The most exhausting part of this has been our collective emotional journey. The entire world has been stumbling through Elisabeth Kübler-Ross’ five stages of grief, each more wrenching than the last.

From Election night to Inauguration Day, we mostly stood there in shock and denial. President George W. Bush summed it up after listening to Trump’s “American Carnage” inaugural address when he was heard to say: “That was some weird shit.”

I stood among the sparse crowds on The National Mall, watched the President walk off the dais, and I told myself: it won’t be that bad. I wasn’t the only one. We talked about how America’s institutions were intentionally designed to check the tyrants and the fools. The Republicans, international allies, even Fox pundits would rein him in, we reassured ourselves. I and others argued that even if these restraints failed, the cold hard facts of reality itself would stop him from abandoning trade deals that supported millions of American jobs.

US President Donald Trump sits in the drivers seat of a semi-truck as he welcomes truckers and CEOs to the White House in Washington, DC, March 23, 2017, to discuss healthcare. (Jim Watson/AFP/Getty Images)

US President Donald Trump sits in the drivers seat of a semi-truck as he welcomes truckers and CEOs to the White House in Washington, DC, March 23, 2017, to discuss healthcare. (Jim Watson/AFP/Getty Images)

Our denial turned to anger literally overnight. I returned to the Mall the next morning to find it filled with chanting marchers in pink hats as millions of people across America and around the world announced what they called “the resistance”. There was furious indignation that a man who boasted about grabbing women “by the pussy”, would now occupy the White House. A few days later, when Trump announced a ban on travellers from several Muslim nations, the airports were crowded with shouting protesters. Even the television news anchors began to grind their teeth in anger, kicking some of the President’s more mendacious surrogates off their shows in frustration.

But anger only got us so far. We tried bargaining. The allies quickly flew to Washington, Prime Minister May from London, Shinzo Abe from Tokyo, Justin Trudeau from Ottawa. Each to take the measure of the man, but also to try negotiating him back from his more worrying promises, to kill NAFTA, to leave NATO, to tear up the Paris Agreement. Trump’s erstwhile allies in Congress were not far behind. When the President announced his intentions to replace Obamacare, the Republican caucus surprised everyone by haggling with him beyond the limits of his attention span.

It turned out that the man who approved the galley copies of the “Art of the Deal”, was not very good at negotiations. Even the Mexicans, who no one was betting on, called his bluff, forcing the President to concede that they would not, in fact, be paying for the wall. Persuaded by either White House staff, foreign leaders, Fox News, or a casual glance at the facts, Trump reversed himself on almost all of the things he promised to do in his first 100 days.
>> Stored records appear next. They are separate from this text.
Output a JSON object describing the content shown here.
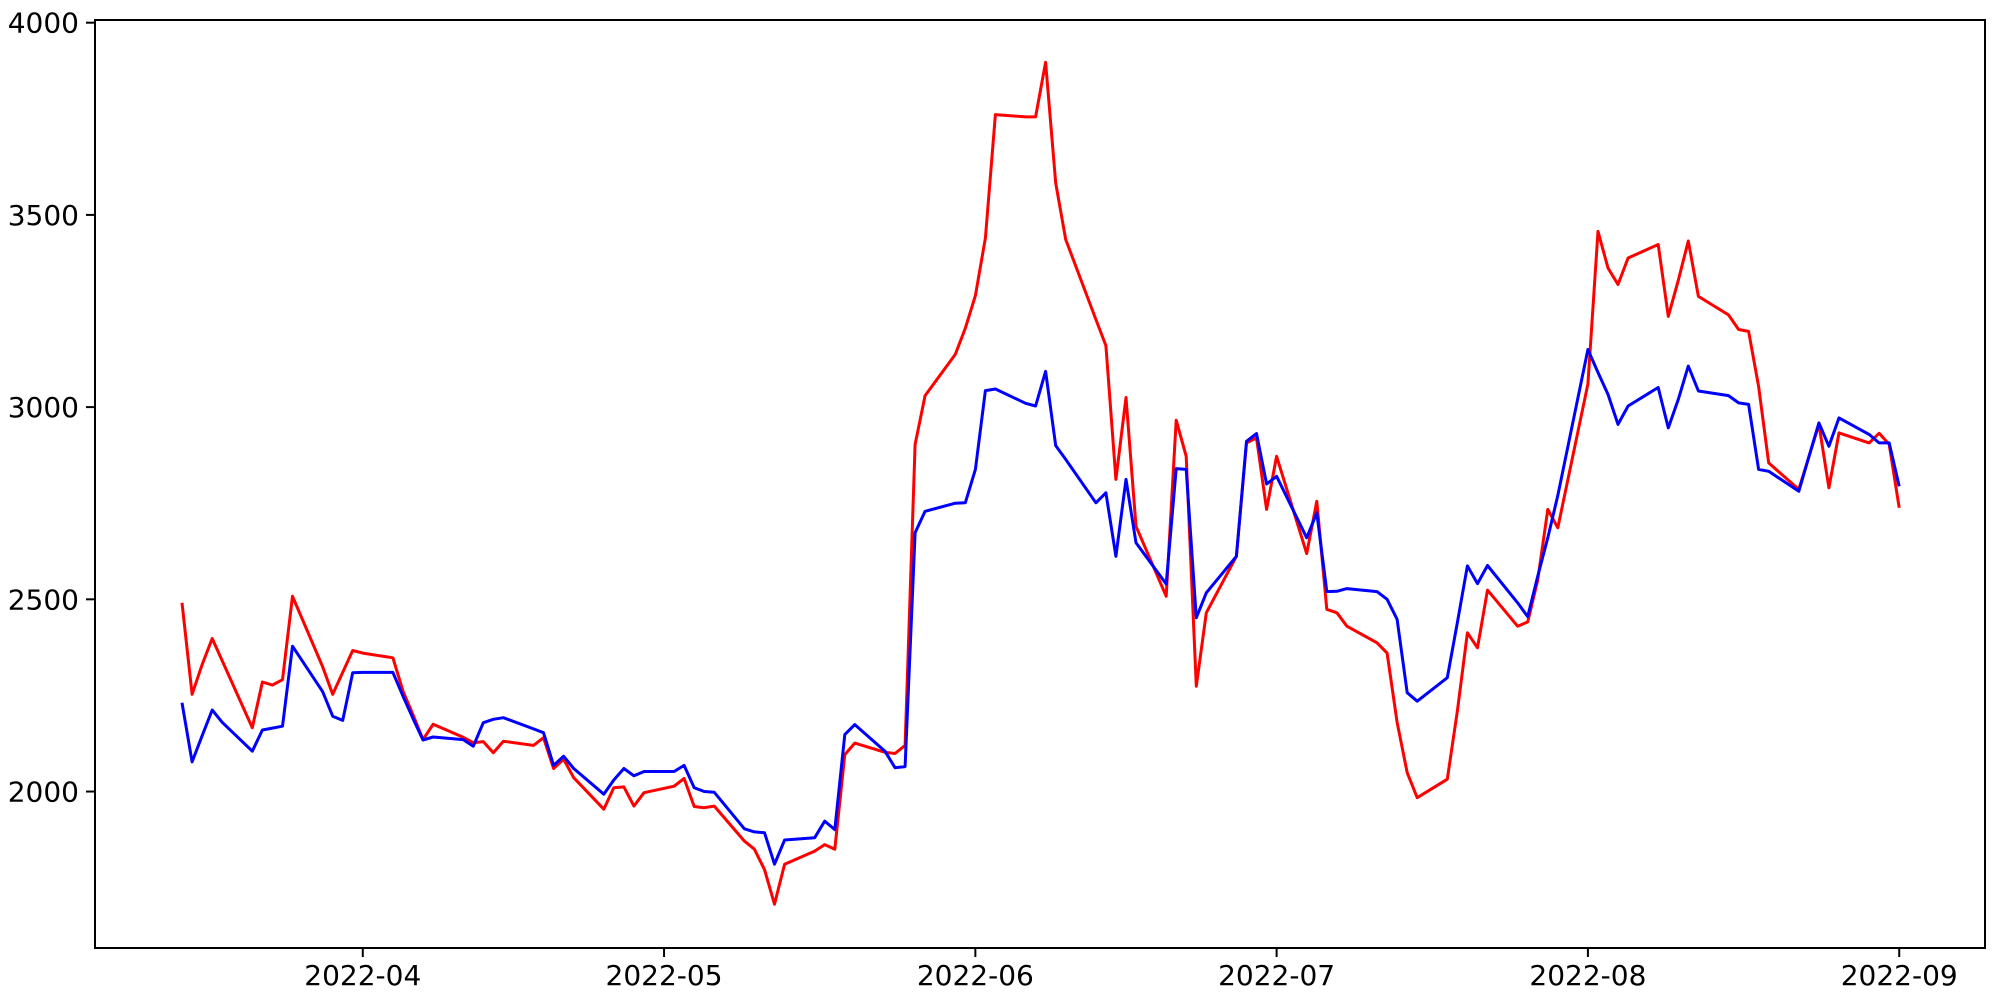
{
  "figure": {
    "background": "#ffffff",
    "text_color": "#000000"
  },
  "chart_data": {
    "type": "line",
    "title": "",
    "xlabel": "",
    "ylabel": "",
    "grid": false,
    "legend": null,
    "xlim": [
      "2022-03-05T08:00:00Z",
      "2022-09-09T13:00:00Z"
    ],
    "ylim": [
      1593,
      4007
    ],
    "yticks": [
      {
        "value": 2000,
        "label": "2000"
      },
      {
        "value": 2500,
        "label": "2500"
      },
      {
        "value": 3000,
        "label": "3000"
      },
      {
        "value": 3500,
        "label": "3500"
      },
      {
        "value": 4000,
        "label": "4000"
      }
    ],
    "xticks": [
      {
        "date": "2022-04-01",
        "label": "2022-04"
      },
      {
        "date": "2022-05-01",
        "label": "2022-05"
      },
      {
        "date": "2022-06-01",
        "label": "2022-06"
      },
      {
        "date": "2022-07-01",
        "label": "2022-07"
      },
      {
        "date": "2022-08-01",
        "label": "2022-08"
      },
      {
        "date": "2022-09-01",
        "label": "2022-09"
      }
    ],
    "x": [
      "2022-03-14",
      "2022-03-15",
      "2022-03-16",
      "2022-03-17",
      "2022-03-18",
      "2022-03-21",
      "2022-03-22",
      "2022-03-23",
      "2022-03-24",
      "2022-03-25",
      "2022-03-28",
      "2022-03-29",
      "2022-03-30",
      "2022-03-31",
      "2022-04-01",
      "2022-04-04",
      "2022-04-05",
      "2022-04-06",
      "2022-04-07",
      "2022-04-08",
      "2022-04-11",
      "2022-04-12",
      "2022-04-13",
      "2022-04-14",
      "2022-04-15",
      "2022-04-18",
      "2022-04-19",
      "2022-04-20",
      "2022-04-21",
      "2022-04-22",
      "2022-04-25",
      "2022-04-26",
      "2022-04-27",
      "2022-04-28",
      "2022-04-29",
      "2022-05-02",
      "2022-05-03",
      "2022-05-04",
      "2022-05-05",
      "2022-05-06",
      "2022-05-09",
      "2022-05-10",
      "2022-05-11",
      "2022-05-12",
      "2022-05-13",
      "2022-05-16",
      "2022-05-17",
      "2022-05-18",
      "2022-05-19",
      "2022-05-20",
      "2022-05-23",
      "2022-05-24",
      "2022-05-25",
      "2022-05-26",
      "2022-05-27",
      "2022-05-30",
      "2022-05-31",
      "2022-06-01",
      "2022-06-02",
      "2022-06-03",
      "2022-06-06",
      "2022-06-07",
      "2022-06-08",
      "2022-06-09",
      "2022-06-10",
      "2022-06-13",
      "2022-06-14",
      "2022-06-15",
      "2022-06-16",
      "2022-06-17",
      "2022-06-20",
      "2022-06-21",
      "2022-06-22",
      "2022-06-23",
      "2022-06-24",
      "2022-06-27",
      "2022-06-28",
      "2022-06-29",
      "2022-06-30",
      "2022-07-01",
      "2022-07-04",
      "2022-07-05",
      "2022-07-06",
      "2022-07-07",
      "2022-07-08",
      "2022-07-11",
      "2022-07-12",
      "2022-07-13",
      "2022-07-14",
      "2022-07-15",
      "2022-07-18",
      "2022-07-19",
      "2022-07-20",
      "2022-07-21",
      "2022-07-22",
      "2022-07-25",
      "2022-07-26",
      "2022-07-27",
      "2022-07-28",
      "2022-07-29",
      "2022-08-01",
      "2022-08-02",
      "2022-08-03",
      "2022-08-04",
      "2022-08-05",
      "2022-08-08",
      "2022-08-09",
      "2022-08-10",
      "2022-08-11",
      "2022-08-12",
      "2022-08-15",
      "2022-08-16",
      "2022-08-17",
      "2022-08-18",
      "2022-08-19",
      "2022-08-22",
      "2022-08-23",
      "2022-08-24",
      "2022-08-25",
      "2022-08-26",
      "2022-08-29",
      "2022-08-30",
      "2022-08-31",
      "2022-09-01"
    ],
    "series": [
      {
        "name": "red-series",
        "color": "#ff0000",
        "values": [
          2491,
          2253,
          2330,
          2398,
          2340,
          2166,
          2285,
          2277,
          2291,
          2508,
          2325,
          2253,
          2310,
          2367,
          2360,
          2348,
          2261,
          2200,
          2135,
          2175,
          2141,
          2127,
          2130,
          2101,
          2131,
          2120,
          2140,
          2060,
          2084,
          2036,
          1954,
          2010,
          2012,
          1962,
          1997,
          2014,
          2034,
          1961,
          1958,
          1962,
          1871,
          1850,
          1797,
          1707,
          1811,
          1845,
          1862,
          1850,
          2096,
          2126,
          2102,
          2099,
          2120,
          2903,
          3030,
          3137,
          3205,
          3290,
          3440,
          3761,
          3755,
          3755,
          3897,
          3583,
          3436,
          3228,
          3160,
          2812,
          3025,
          2690,
          2508,
          2966,
          2872,
          2274,
          2465,
          2612,
          2907,
          2920,
          2734,
          2872,
          2619,
          2755,
          2474,
          2465,
          2430,
          2387,
          2360,
          2180,
          2049,
          1984,
          2032,
          2210,
          2413,
          2374,
          2524,
          2430,
          2441,
          2550,
          2734,
          2686,
          3060,
          3457,
          3362,
          3319,
          3388,
          3423,
          3236,
          3330,
          3432,
          3288,
          3240,
          3202,
          3197,
          3054,
          2855,
          2786,
          2870,
          2955,
          2790,
          2933,
          2907,
          2932,
          2903,
          2738
        ]
      },
      {
        "name": "blue-series",
        "color": "#0000ff",
        "values": [
          2231,
          2077,
          2145,
          2212,
          2180,
          2105,
          2160,
          2165,
          2170,
          2378,
          2260,
          2196,
          2185,
          2309,
          2310,
          2310,
          2248,
          2190,
          2134,
          2142,
          2135,
          2118,
          2179,
          2188,
          2192,
          2163,
          2153,
          2068,
          2092,
          2060,
          1993,
          2030,
          2060,
          2041,
          2052,
          2052,
          2068,
          2010,
          2000,
          1998,
          1903,
          1895,
          1893,
          1811,
          1874,
          1880,
          1923,
          1901,
          2148,
          2174,
          2105,
          2062,
          2065,
          2673,
          2729,
          2750,
          2751,
          2838,
          3043,
          3047,
          3010,
          3003,
          3093,
          2900,
          2864,
          2751,
          2777,
          2612,
          2812,
          2647,
          2540,
          2840,
          2838,
          2452,
          2517,
          2612,
          2911,
          2931,
          2800,
          2820,
          2660,
          2725,
          2520,
          2521,
          2528,
          2520,
          2500,
          2448,
          2257,
          2235,
          2296,
          2440,
          2587,
          2541,
          2588,
          2491,
          2455,
          2560,
          2660,
          2770,
          3150,
          3090,
          3033,
          2955,
          3003,
          3051,
          2946,
          3020,
          3107,
          3042,
          3030,
          3011,
          3007,
          2838,
          2833,
          2781,
          2870,
          2959,
          2898,
          2972,
          2929,
          2907,
          2907,
          2794
        ]
      }
    ]
  }
}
You would think that his total inability to implement his campaign promises would have lifted our spirits. Unfortunately, we slid right into the fourth stage of grief: depression. In the media, we began to blame ourselves for this mess. We were too fixated on Hillary’s emails. We didn’t take the Russian accusations seriously enough. It was our fault for not paying enough attention to Americans hurt by globalization, for not batting back the fake news, for simply not believing Trump was possible.
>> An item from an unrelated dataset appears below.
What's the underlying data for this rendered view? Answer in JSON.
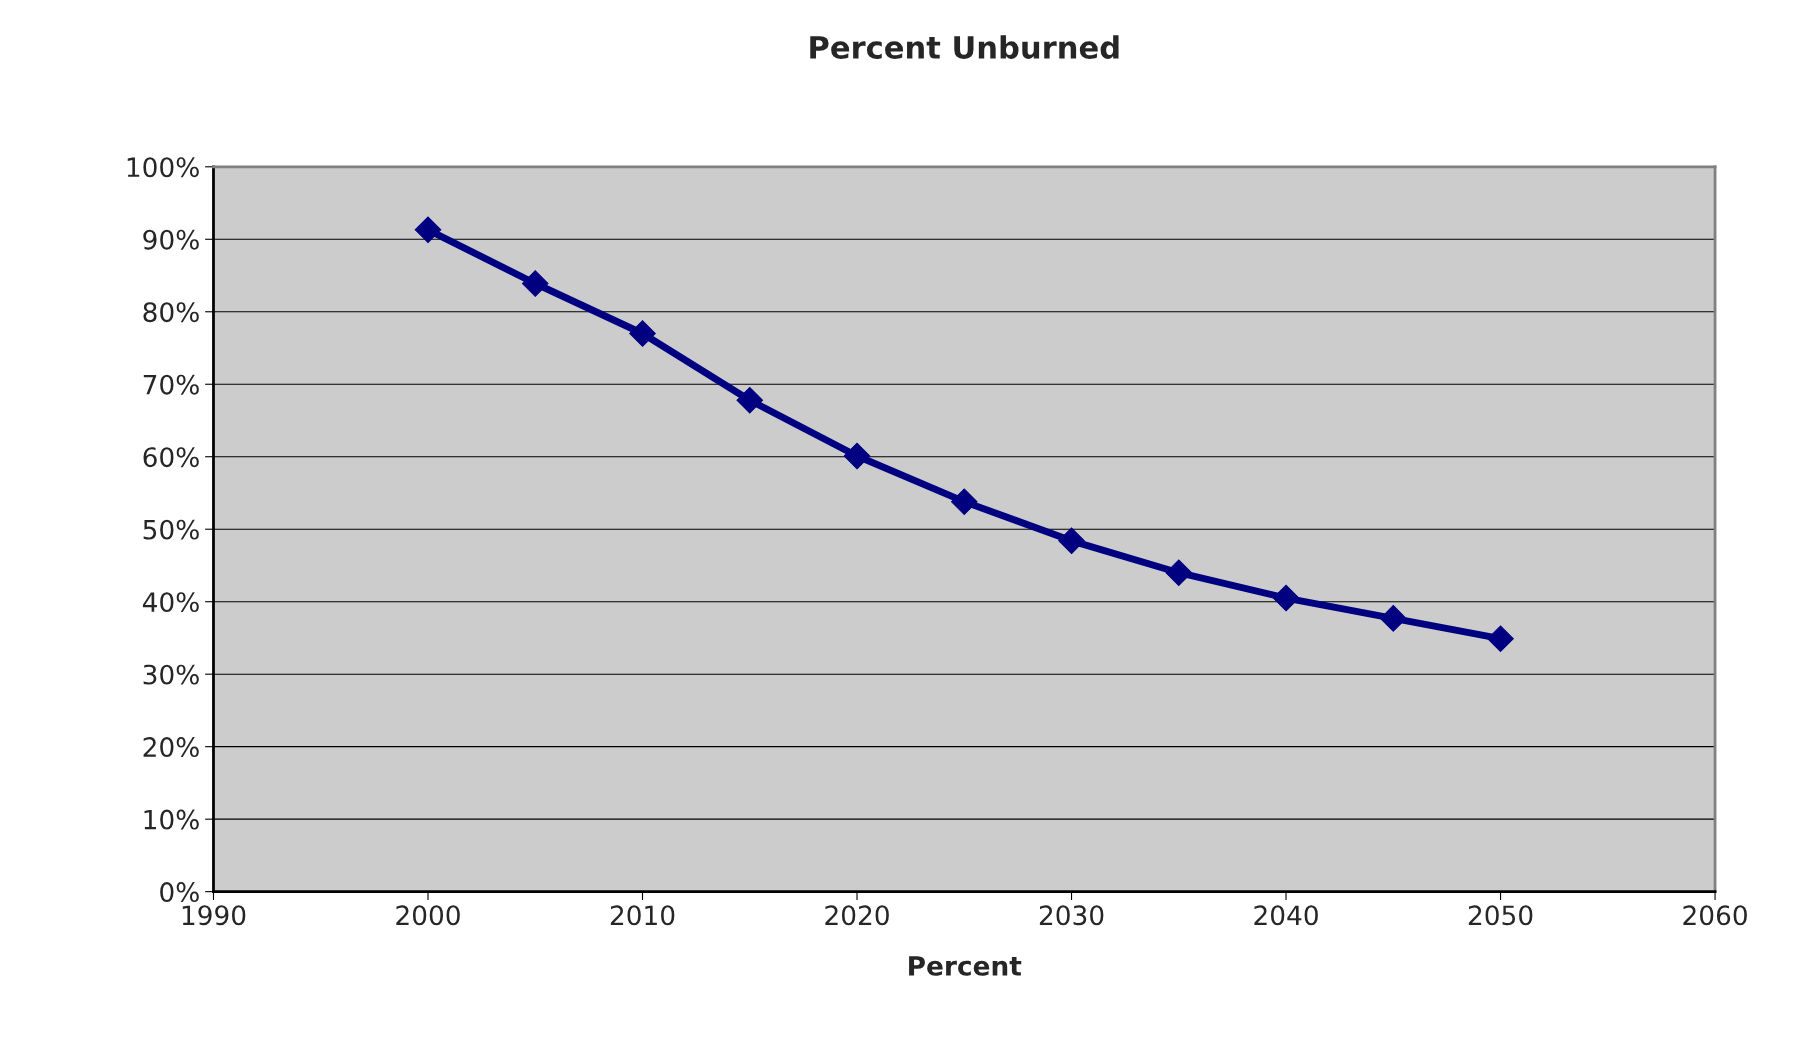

But here we are, on a warm spring morning in April, and the world has not yet fallen apart. North Korea has not launched any attacks. The Paris Agreement still stands. There is no wall on the Mexican border. Trade still flows. The markets are sound. It turns out Donald Trump is just as bad at leading as we expected. He still lies every day. He is still uninformed. But, more importantly, he is far more incompetent than anyone expected. He has passed no bills, his Cabinet is not fully confirmed, and he hasn’t even named a candidate for more than 85 per cent of the jobs he must fill. He is an utterly inept President. And it is that revelation which has finally brought us to acceptance and hope, the final stage of our grieving process. Donald Trump will be a terrible President—but that’s ok, he’ll be so bad we’ll survive.